Here we report on an observing system simulation experiment (OSSE) to compare the efficacy of near‐infrared satellite observations of CO 2 from a highly elliptical orbit (HEO) and a low Earth orbit (LEO), for constraining Arctic and boreal CO 2 sources and sinks. The carbon cycle at these latitudes (~50–90°N) is primarily driven by the boreal forests, but increasing anthropogenic activity and the effects of climate change such as thawing of permafrost throughout this region could also have an important role in the coming years. A HEO enables quasi‐geostationary observations of Earth's northern high latitudes, which are not observed from a geostationary orbit. The orbit and observing characteristics for the HEO mission are based on the Weather, Climate and Air quality (WCA) concept proposed for the Polar Communications and Weather (PCW) mission, while those for the LEO mission are based on the Greenhouse gases Observing Satellite (GOSAT). Two WCA instrument configurations were investigated.

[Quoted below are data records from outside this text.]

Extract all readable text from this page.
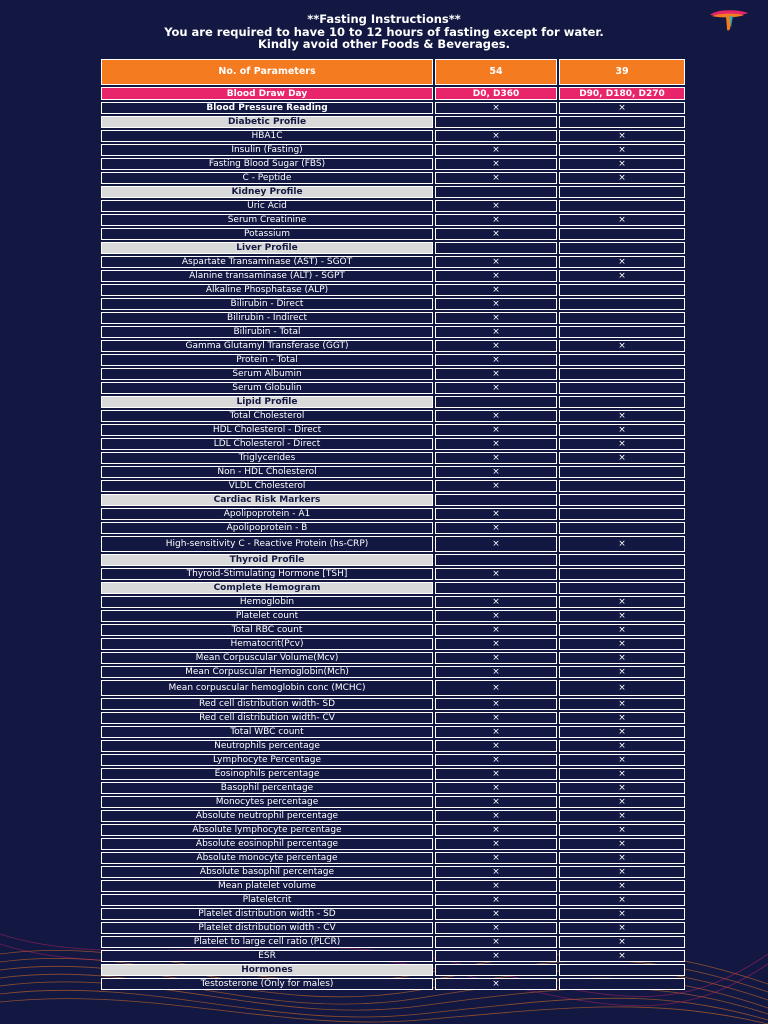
**Fasting Instructions**
You are required to have 10 to 12 hours of fasting except for water.
Kindly avoid other Foods & Beverages.
No. of Parameters	54	39
Blood Draw Day	D0, D360	D90, D180, D270
Blood Pressure Reading	×	×
Diabetic Profile		
HBA1C	×	×
Insulin (Fasting)	×	×
Fasting Blood Sugar (FBS)	×	×
C - Peptide	×	×
Kidney Profile		
Uric Acid	×	
Serum Creatinine	×	×
Potassium	×	
Liver Profile		
Aspartate Transaminase (AST) - SGOT	×	×
Alanine transaminase (ALT) - SGPT	×	×
Alkaline Phosphatase (ALP)	×	
Bilirubin - Direct	×	
Bilirubin - Indirect	×	
Bilirubin - Total	×	
Gamma Glutamyl Transferase (GGT)	×	×
Protein - Total	×	
Serum Albumin	×	
Serum Globulin	×	
Lipid Profile		
Total Cholesterol	×	×
HDL Cholesterol - Direct	×	×
LDL Cholesterol - Direct	×	×
Triglycerides	×	×
Non - HDL Cholesterol	×	
VLDL Cholesterol	×	
Cardiac Risk Markers		
Apolipoprotein - A1	×	
Apolipoprotein - B	×	
High-sensitivity C - Reactive Protein (hs-CRP)	×	×
Thyroid Profile		
Thyroid-Stimulating Hormone [TSH]	×	
Complete Hemogram		
Hemoglobin	×	×
Platelet count	×	×
Total RBC count	×	×
Hematocrit(Pcv)	×	×
Mean Corpuscular Volume(Mcv)	×	×
Mean Corpuscular Hemoglobin(Mch)	×	×
Mean corpuscular hemoglobin conc (MCHC)	×	×
Red cell distribution width- SD	×	×
Red cell distribution width- CV	×	×
Total WBC count	×	×
Neutrophils percentage	×	×
Lymphocyte Percentage	×	×
Eosinophils percentage	×	×
Basophil percentage	×	×
Monocytes percentage	×	×
Absolute neutrophil percentage	×	×
Absolute lymphocyte percentage	×	×
Absolute eosinophil percentage	×	×
Absolute monocyte percentage	×	×
Absolute basophil percentage	×	×
Mean platelet volume	×	×
Plateletcrit	×	×
Platelet distribution width - SD	×	×
Platelet distribution width - CV	×	×
Platelet to large cell ratio (PLCR)	×	×
ESR	×	×
Hormones		
Testosterone (Only for males)	×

Adopting the Optimal configuration yielded an observation data set that gave annual Arctic and boreal regional terrestrial biospheric CO 2 flux uncertainties an average of 30% lower than those from GOSAT, while a smaller instrument configuration resulted in uncertainties averaging 20% lower than those from GOSAT. For either WCA instrument configuration, much greater reductions in uncertainty occur for spring, summer, and autumn than for winter, with Optimal flux uncertainties for June–August nearly 50% lower than from GOSAT. These findings demonstrate that CO 2 observations from HEO offer significant advantages over LEO for constraining CO 2 fluxes from the Arctic and boreal regions.